Clin Exp Allergy. 2014 Oct;44(10):1240-5. doi: 10.1111/cea.12352.
Although airway hyperresponsiveness (AHR) is a defining feature of asthma pathophysiology, bronchial challenge testing is not routinely used in primary care asthma management.
The aim of this study was to evaluate the potential role of direct (methacholine) and indirect (mannitol) challenge testing in community managed asthma.
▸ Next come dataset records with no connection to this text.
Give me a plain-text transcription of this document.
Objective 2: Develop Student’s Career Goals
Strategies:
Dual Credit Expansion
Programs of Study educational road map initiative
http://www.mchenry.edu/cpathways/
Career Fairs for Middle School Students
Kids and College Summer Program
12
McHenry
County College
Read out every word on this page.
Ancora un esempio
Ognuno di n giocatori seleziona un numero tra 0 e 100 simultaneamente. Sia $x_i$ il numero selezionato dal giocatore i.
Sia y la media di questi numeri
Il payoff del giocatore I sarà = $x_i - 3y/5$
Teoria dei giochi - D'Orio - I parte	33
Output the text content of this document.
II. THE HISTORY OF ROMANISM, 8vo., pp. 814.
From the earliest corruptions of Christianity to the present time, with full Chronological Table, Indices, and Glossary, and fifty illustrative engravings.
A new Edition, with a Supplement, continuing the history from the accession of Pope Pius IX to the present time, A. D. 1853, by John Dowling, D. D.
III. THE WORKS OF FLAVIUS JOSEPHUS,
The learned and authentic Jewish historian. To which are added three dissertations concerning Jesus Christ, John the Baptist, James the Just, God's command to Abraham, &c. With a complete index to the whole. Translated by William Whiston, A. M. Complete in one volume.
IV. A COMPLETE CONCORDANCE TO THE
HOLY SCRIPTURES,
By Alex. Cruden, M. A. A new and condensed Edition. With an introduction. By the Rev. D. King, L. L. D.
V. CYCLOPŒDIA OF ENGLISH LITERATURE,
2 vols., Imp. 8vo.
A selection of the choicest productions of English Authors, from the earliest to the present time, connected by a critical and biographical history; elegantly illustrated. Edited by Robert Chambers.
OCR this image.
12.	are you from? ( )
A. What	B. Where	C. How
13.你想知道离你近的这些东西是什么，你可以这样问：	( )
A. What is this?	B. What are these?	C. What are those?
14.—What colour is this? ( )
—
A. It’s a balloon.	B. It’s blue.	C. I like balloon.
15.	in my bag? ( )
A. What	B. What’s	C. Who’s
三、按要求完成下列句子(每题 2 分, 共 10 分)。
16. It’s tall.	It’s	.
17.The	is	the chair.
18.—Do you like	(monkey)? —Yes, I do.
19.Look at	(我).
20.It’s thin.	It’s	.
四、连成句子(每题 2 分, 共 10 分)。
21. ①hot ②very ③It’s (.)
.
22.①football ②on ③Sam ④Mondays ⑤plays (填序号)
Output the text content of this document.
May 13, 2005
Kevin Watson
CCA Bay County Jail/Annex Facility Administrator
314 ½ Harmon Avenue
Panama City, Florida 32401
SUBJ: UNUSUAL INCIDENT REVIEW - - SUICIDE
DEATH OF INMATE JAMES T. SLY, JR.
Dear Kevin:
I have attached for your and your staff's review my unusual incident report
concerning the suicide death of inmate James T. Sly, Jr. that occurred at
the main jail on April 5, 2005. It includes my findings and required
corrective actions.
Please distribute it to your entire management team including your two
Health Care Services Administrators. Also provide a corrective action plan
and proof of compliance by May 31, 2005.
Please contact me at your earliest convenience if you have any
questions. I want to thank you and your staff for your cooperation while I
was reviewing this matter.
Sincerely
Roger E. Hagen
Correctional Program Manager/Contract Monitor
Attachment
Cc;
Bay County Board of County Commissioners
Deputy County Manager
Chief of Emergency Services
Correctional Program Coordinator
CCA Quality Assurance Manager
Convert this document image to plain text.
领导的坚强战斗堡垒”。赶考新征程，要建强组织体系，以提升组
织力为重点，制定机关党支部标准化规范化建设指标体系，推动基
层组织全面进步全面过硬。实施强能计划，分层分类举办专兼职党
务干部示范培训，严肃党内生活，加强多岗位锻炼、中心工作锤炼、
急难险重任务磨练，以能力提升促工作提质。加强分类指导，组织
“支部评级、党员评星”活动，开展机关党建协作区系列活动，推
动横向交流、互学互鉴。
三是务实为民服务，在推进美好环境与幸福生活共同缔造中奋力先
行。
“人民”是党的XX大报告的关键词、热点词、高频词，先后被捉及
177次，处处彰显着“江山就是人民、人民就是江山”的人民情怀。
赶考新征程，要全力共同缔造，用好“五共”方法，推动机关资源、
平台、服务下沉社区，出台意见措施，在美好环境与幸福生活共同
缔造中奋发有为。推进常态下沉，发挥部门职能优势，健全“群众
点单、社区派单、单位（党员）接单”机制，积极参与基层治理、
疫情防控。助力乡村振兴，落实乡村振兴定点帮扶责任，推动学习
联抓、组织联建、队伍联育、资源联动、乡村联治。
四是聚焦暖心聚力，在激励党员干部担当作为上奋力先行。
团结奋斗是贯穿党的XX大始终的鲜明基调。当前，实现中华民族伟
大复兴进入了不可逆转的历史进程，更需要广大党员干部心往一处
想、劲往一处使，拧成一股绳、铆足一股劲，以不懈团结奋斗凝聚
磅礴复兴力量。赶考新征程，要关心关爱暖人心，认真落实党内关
Patients currently treated for asthma from Tayside and Fife were identified by the Health Informatics Centre (HIC) and invited to take part in the study. At screening, the following tests were carried out: spirometry, methacholine and mannitol challenge, exhaled nitric oxide (FeNO); Asthma Control Questionnaire (ACQ) and Mini Asthma Quality of Life Questionnaire (AQLQ).
A total of 3388 asthmatics were initially identified by HIC with 423 positive responses and 123 completing the study. Seventy percent had either a positive methacholine (PC20 < 8 mg/mL) or mannitol challenge (PD15 < 635 mg), and 30% were non-responsive to both challenges. Fourteen percent of methacholine responders (n = 74) were negative to mannitol, and 16% of mannitol responders (n = 76) were negative to methacholine. Spirometry, FeNO, ACQ and AQLQ were significantly better in the non-responder group who were exposed to high-dose inhaled corticosteroids and frequent long-acting beta-agonists.
We found that 30% of unselected patients with community managed asthma were challenge negative and could be potentially misdiagnosed or overtreated, in turn suggesting the need for supervised step-down.
虽然气道高反应性(AHR)是哮喘病理生理学的一个特征,但支气管激发试验并未常规用于初级保健中的哮喘管理。
本研究旨在评估直接(乙酰甲胆碱)和间接(甘露醇)激发试验在社区管理的哮喘中的潜在作用。
通过健康信息学中心(HIC)确定泰赛德和法夫的当前接受哮喘治疗的患者,并邀请他们参加研究。在筛选时,进行了以下测试:肺量测定、乙酰甲胆碱和甘露醇激发、呼气一氧化氮(FeNO);哮喘控制问卷(ACQ)和哮喘生活质量问卷(AQLQ)。
HIC 最初确定了 3388 名哮喘患者,其中有 423 名阳性反应者和 123 名完成了研究。70%的患者乙酰甲胆碱激发试验(PC20 <8mg/ml)或甘露醇激发试验(PD15 <635mg)阳性,30%的患者对两种激发试验均无反应。14%的乙酰甲胆碱激发试验阳性患者(n=74)对甘露醇激发试验阴性,16%的甘露醇激发试验阳性患者(n=76)对乙酰甲胆碱激发试验阴性。在接受高剂量吸入皮质激素和频繁使用长效β-激动剂的非反应组中,肺量测定、FeNO、ACQ 和 AQLQ 明显更好。
我们发现,30%的未经选择的社区管理的哮喘患者激发试验阴性,可能被误诊或过度治疗,这反过来表明需要进行监督降级治疗。